De ce point de vue, l’émergence au niveau mondial d’une gouvernance, plus ou moins démocratique, est incompatible avec son principe darwinien. Que se passera t-il lorsque des intérêts divergents mais néanmoins tous légitimes, s’exprimeront avec une voix forte dans ces sommets mondiaux ? Lorsque la Chine et de la Russie demanderont vraiment d’en finir avec le dollar comme seule et unique monnaie de réserve. Lorsque l’Europe voudra vraiment en finir avec le primat de la spéculation ou les paradis fiscaux. Lorsque la dépression globale fera apparaître la nécessité de soutenir son propre marché intérieur ?

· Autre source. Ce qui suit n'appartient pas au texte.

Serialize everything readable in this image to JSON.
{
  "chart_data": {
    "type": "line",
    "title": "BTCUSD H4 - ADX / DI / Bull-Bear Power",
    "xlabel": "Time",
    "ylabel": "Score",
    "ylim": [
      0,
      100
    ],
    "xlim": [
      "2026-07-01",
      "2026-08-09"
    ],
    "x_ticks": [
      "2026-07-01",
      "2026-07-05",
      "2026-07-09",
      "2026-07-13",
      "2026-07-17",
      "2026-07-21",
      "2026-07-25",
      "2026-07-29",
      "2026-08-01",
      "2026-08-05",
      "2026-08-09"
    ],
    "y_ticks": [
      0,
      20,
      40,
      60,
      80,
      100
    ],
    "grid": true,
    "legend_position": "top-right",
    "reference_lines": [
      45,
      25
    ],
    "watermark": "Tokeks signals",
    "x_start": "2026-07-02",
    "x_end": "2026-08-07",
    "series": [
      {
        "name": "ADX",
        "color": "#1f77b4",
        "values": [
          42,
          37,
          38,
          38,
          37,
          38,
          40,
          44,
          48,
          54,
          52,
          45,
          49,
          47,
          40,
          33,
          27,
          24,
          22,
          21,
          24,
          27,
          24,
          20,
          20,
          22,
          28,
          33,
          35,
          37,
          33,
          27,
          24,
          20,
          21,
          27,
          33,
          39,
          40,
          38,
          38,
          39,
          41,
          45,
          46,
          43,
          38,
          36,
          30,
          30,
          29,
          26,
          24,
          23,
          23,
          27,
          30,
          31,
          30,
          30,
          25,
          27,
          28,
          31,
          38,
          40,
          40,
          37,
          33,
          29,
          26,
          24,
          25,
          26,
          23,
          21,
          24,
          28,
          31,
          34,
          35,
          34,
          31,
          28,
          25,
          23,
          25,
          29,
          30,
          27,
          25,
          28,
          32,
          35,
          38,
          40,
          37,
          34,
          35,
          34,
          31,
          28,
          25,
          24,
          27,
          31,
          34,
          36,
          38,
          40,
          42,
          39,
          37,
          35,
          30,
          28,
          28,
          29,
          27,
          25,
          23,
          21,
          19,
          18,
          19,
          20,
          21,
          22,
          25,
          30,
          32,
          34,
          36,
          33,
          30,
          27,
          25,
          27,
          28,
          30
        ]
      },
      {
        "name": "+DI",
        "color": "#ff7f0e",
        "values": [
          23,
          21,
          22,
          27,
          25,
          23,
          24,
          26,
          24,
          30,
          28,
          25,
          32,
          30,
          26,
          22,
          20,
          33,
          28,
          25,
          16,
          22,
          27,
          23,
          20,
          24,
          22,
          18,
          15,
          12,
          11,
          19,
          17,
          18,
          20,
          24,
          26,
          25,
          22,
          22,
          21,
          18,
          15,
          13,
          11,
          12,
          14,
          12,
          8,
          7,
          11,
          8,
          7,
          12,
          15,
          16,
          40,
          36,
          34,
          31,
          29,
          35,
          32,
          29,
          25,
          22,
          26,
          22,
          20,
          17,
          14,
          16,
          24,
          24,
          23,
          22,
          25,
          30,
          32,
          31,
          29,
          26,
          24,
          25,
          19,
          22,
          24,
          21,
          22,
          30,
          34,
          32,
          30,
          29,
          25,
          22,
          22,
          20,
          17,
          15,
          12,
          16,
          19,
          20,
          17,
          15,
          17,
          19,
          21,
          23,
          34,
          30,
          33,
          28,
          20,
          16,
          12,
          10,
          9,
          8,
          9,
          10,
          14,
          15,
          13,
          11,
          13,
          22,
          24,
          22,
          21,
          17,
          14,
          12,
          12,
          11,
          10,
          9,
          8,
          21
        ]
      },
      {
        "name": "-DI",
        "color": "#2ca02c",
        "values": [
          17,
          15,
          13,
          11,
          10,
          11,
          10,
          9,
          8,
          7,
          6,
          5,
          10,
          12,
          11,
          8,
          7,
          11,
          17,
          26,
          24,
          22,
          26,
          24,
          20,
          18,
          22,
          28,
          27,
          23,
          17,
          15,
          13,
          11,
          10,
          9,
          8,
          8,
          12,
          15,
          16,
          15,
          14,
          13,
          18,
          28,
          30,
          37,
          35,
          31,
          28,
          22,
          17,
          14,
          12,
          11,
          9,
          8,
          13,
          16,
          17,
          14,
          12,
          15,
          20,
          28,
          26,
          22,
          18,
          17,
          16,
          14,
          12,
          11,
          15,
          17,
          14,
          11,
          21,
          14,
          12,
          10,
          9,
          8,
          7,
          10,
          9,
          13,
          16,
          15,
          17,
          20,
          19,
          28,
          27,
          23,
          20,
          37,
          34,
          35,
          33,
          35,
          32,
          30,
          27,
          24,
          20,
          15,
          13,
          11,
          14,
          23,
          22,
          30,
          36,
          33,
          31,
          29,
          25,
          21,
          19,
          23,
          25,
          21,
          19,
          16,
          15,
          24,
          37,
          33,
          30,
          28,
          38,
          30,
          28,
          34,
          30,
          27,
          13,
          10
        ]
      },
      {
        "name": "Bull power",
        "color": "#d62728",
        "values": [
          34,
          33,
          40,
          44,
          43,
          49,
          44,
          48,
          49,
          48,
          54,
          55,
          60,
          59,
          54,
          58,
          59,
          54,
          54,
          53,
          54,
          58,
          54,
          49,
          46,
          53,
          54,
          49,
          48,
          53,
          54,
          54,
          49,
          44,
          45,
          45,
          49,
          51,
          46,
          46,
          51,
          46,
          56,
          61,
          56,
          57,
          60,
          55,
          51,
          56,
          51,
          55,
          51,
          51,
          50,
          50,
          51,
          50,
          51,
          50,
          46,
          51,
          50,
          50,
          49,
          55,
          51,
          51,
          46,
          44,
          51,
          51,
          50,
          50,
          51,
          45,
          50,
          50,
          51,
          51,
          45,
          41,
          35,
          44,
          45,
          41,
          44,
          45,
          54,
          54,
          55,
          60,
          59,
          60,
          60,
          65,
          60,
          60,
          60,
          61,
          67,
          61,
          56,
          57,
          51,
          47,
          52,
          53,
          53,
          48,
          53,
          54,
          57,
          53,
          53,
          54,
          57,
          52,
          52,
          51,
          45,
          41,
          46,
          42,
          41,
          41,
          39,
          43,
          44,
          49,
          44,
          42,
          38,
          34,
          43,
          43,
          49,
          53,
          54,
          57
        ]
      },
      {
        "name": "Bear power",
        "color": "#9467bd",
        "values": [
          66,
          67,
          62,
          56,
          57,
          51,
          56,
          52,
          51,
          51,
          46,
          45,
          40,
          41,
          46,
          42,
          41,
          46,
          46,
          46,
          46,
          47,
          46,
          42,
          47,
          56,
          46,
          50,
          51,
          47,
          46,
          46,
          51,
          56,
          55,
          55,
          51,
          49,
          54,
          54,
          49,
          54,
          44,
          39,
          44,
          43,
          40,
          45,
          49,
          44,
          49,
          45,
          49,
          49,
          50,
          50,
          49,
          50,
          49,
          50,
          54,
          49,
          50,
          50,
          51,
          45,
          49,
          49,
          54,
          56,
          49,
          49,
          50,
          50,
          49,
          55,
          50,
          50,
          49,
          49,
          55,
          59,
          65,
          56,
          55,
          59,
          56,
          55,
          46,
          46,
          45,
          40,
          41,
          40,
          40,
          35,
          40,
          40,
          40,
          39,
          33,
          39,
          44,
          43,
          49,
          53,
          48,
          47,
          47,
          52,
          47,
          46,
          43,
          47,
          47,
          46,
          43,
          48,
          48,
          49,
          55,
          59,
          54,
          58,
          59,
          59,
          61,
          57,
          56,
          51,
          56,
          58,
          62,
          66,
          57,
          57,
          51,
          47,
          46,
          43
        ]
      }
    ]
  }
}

La mondialisation se fragmentera en différents ensemble continentaux où les nouvelles puissances définiront souverainement les règles applicables à leur marché intérieur. Ca en sera fini du terrain de jeu mondial, de la totale liberté de circulation des capitaux, des marchandises et des entreprises et de la domination des forces du marché sur le pouvoir politique. Il y aura toujours des échanges entre ces grandes zones continentales et un besoin de normes pour les organiser. On sera donc toujours dans un système mondialisé mais ce ne sera plus la mondialisation.